1. So we're clear, utilizing CSS does not make a site W3C compliant. Using valid CSS AND valid (X)HTML does. There is still support for the way old, deprecated HTML of the past, so CSS is not (in the strictest sense) a requirement of compliance.
Originally Posted by randomness0
All MIME types have a set of formatting rules. What makes the object file valid is that it conforms with the rules that apply to its MIME type. W3C is the 'sober thought' side of the WWW, and really only lays down guidelines and recommendations for browser (user agent) manufacturers and web (site/application) developers. It is a totally transparent process. Nothing is hidden from anybody. If one cares to dig, the entire history of document specifications for the web can be found on the W3C site.
Of course, we're not going to find validators for every MIME type on the W3 site.
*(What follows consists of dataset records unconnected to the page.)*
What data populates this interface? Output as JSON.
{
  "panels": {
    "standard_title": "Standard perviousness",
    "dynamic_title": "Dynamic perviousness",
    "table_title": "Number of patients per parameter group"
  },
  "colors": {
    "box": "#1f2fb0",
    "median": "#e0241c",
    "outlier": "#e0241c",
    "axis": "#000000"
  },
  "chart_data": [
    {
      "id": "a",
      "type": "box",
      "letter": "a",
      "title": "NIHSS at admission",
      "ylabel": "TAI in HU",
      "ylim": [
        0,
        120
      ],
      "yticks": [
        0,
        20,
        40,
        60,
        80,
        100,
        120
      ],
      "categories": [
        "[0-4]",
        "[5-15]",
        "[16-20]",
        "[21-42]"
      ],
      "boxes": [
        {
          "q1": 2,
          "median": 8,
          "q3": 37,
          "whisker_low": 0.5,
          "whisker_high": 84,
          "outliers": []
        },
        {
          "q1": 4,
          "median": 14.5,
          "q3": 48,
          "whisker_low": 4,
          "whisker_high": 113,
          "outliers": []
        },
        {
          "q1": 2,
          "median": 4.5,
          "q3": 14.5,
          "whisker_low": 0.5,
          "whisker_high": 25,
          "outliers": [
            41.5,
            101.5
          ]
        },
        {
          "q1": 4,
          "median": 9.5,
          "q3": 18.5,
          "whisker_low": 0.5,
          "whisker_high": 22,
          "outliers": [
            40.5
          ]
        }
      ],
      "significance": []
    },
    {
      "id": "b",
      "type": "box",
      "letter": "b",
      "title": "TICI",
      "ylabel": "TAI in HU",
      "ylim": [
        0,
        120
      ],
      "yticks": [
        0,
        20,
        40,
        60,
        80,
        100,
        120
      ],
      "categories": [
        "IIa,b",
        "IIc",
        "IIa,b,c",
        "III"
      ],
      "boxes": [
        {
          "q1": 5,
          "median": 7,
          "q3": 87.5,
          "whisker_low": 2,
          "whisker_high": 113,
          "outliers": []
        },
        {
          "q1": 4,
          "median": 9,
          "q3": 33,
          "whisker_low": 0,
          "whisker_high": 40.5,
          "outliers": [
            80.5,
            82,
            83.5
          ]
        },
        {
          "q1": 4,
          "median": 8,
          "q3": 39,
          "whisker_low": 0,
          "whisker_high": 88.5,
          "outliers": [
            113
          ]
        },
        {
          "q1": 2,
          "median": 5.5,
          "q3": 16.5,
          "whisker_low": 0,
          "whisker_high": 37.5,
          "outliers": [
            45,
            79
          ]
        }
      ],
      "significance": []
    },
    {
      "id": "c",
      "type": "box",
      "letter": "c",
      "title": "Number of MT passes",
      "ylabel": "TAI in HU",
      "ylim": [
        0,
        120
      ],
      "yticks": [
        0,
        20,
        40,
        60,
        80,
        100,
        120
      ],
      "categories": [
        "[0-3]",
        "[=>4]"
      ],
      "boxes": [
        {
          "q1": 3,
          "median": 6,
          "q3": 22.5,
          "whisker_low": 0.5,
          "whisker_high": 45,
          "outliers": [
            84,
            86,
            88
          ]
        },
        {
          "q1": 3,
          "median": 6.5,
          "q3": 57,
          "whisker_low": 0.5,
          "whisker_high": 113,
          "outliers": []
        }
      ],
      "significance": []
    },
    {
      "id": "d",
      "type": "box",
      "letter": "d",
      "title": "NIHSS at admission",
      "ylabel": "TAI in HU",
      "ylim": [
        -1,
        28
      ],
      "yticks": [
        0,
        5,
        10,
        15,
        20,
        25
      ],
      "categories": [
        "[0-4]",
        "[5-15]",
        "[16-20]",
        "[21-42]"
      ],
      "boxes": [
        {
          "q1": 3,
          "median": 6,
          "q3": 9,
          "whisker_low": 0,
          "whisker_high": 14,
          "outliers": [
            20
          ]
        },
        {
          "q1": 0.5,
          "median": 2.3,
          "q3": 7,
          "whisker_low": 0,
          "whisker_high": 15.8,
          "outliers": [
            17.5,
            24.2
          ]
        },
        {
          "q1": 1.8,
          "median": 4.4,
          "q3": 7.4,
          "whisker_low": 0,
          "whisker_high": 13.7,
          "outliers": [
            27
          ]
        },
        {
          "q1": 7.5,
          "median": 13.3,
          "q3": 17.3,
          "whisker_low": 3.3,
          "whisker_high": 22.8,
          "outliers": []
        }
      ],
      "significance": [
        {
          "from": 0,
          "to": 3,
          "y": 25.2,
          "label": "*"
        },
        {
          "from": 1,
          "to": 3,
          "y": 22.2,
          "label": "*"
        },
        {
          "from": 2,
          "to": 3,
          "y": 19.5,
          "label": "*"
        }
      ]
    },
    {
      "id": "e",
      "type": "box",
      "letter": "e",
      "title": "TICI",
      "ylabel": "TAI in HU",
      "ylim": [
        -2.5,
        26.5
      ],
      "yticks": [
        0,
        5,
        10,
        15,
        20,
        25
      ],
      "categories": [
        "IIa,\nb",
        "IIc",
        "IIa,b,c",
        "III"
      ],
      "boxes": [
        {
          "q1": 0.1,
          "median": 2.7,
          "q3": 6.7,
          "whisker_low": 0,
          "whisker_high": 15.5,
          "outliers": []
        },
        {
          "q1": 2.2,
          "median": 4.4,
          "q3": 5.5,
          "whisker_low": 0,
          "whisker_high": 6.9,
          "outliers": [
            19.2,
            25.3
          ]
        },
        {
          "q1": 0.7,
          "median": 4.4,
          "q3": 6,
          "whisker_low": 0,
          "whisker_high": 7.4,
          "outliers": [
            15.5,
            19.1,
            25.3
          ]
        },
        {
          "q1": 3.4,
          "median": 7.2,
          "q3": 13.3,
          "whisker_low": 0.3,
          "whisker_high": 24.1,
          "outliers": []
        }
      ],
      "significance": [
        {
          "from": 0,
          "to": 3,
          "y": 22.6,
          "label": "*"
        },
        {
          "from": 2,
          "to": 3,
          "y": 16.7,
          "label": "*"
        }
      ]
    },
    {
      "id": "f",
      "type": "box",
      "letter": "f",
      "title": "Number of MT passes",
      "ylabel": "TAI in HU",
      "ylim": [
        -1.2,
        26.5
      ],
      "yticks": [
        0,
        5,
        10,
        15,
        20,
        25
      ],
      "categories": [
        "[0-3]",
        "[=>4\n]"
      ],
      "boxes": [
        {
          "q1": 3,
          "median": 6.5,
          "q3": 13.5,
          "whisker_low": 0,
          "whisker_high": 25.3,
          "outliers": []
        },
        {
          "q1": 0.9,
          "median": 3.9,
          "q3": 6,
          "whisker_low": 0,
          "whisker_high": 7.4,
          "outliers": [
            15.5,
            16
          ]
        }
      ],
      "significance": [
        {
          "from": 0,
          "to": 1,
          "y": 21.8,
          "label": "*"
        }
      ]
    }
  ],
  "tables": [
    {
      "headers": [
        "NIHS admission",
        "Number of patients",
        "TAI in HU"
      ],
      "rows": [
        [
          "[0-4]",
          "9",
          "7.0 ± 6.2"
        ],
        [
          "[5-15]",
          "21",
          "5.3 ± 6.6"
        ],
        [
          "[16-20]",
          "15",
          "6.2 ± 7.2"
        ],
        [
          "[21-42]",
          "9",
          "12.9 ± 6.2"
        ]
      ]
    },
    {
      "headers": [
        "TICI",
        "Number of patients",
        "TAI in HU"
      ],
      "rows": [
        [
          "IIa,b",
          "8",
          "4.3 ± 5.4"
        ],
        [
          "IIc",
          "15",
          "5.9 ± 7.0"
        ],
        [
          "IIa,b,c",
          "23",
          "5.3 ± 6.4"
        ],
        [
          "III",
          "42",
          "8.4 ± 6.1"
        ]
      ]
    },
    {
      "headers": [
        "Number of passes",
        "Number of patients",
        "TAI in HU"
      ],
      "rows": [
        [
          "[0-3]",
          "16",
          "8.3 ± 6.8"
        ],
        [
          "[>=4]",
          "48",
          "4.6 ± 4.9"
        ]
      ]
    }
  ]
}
The important ones are there, though. We common folk are producing largely text files, the core documents of our site--HTML and CSS (among others). Since everything stems from them, well formedness in their make up is essential (but not a strict requirement) to helping the document and all its component parts render smoothly.
2. It makes perfect sense to have one style sheet that applies to the entire site. This is not to say there must be only one. Moreso, it helps to develop uniformity throughout. I like to think of CSS as one style sheet in memory, made up of multiple parts, much like the cascade itself. The more global (site wide), the less specific.
Along these lines we can now set out a cascade for each document:
(Note: All CSS and document files are cached for at least the length of any session (typically). This permits a sort of threading as the user browses the site. The components that are missing in the cache at requrest time, are downloaded from the server and are added to the cache. Now any open (or subsequent) document can link to it without it having to download again. It is faster, not slower this way.)
A. Global CSS. This sheet downloads once, remains in the cache for the entire session and is accessible to all pages on the site during the session. All pages hook to it by direct link, or by import from within the directly linked style sheet.
B. Channel CSS. As the theme diverges into varying mini-sites within the main web, it calls up more specific CSS. These styles don't apply to the entire site, and rightly so should be kept separate. Within a given channel, it might be this style sheet that is directly linked to applicable documents, and it would it would contain as its opening declaration an import statement, hooking the main CSS to the top of the cascade, and then following under, with higher specificity.
C. Local document CSS. One I always call "thispage.css". It will usally exist in the same folder as the document, and never be called from outside of that folder. The same could be said for B., above, as well. Again, this file could be linked directly to the page, and could import B which would import A. The cascade would still be A>B>C and C would have greatest specificity.
3. More or less dealt with above... We needn't confine ourselves to limited number of style sheets, but we should place all site wide components in a low specificity position in our cascade, and allow channel and page (and further down the cascade, page plug-ins) specific declared properties to take precedence where applicable. It is in the cascade that we first establish what will be permitted to override what.
4. Actually already addressed above... One download, multiple links to that download during a given session. If the document (or any file that is linked to it) is modified during a session, the modified file will download again at the next request. Otherwise, your site's core components might site on a user's machine for days, weeks, or even months.
<link href="thispage.css" rel="stylesheet" type="text/css" />
<link href="/addons/plug-in.css" rel="stylesheet" type="text/css" />
/* all page custom styles below */
/* all theme-wide styles below */
The Plug-in will have the highest specificity in the cascade, followed by the page, followed by the theme and lastly by the main.
/* all global styles here */
What this briefly translates to is this: The main can have a declaration that applies to node type P. Say it has no margins. This will apply site wide. Now a theme can turn around and declare that all P for this theme will have margins, and override the main CSS rules for this node type. Then the page can come around and say all P will have margins of so much by so much. Again, with the greater specificity in the cascade, it wins the argument for how P should appear.
Obviously this is very general, but it goes to how little is needed to address all of one node type (element) for an entire site, right down to the plug-in. We can further specify with id and class selectors, and the plethora of relational selectors if we want to win a battle at document level. This is all part of the design of the cascade.
And we should not neglect to take into account inheritance. Any other properties that are assigned to P in the main css above, will be inherited all down the cascade, as will any other properties that get tacked on along the way down.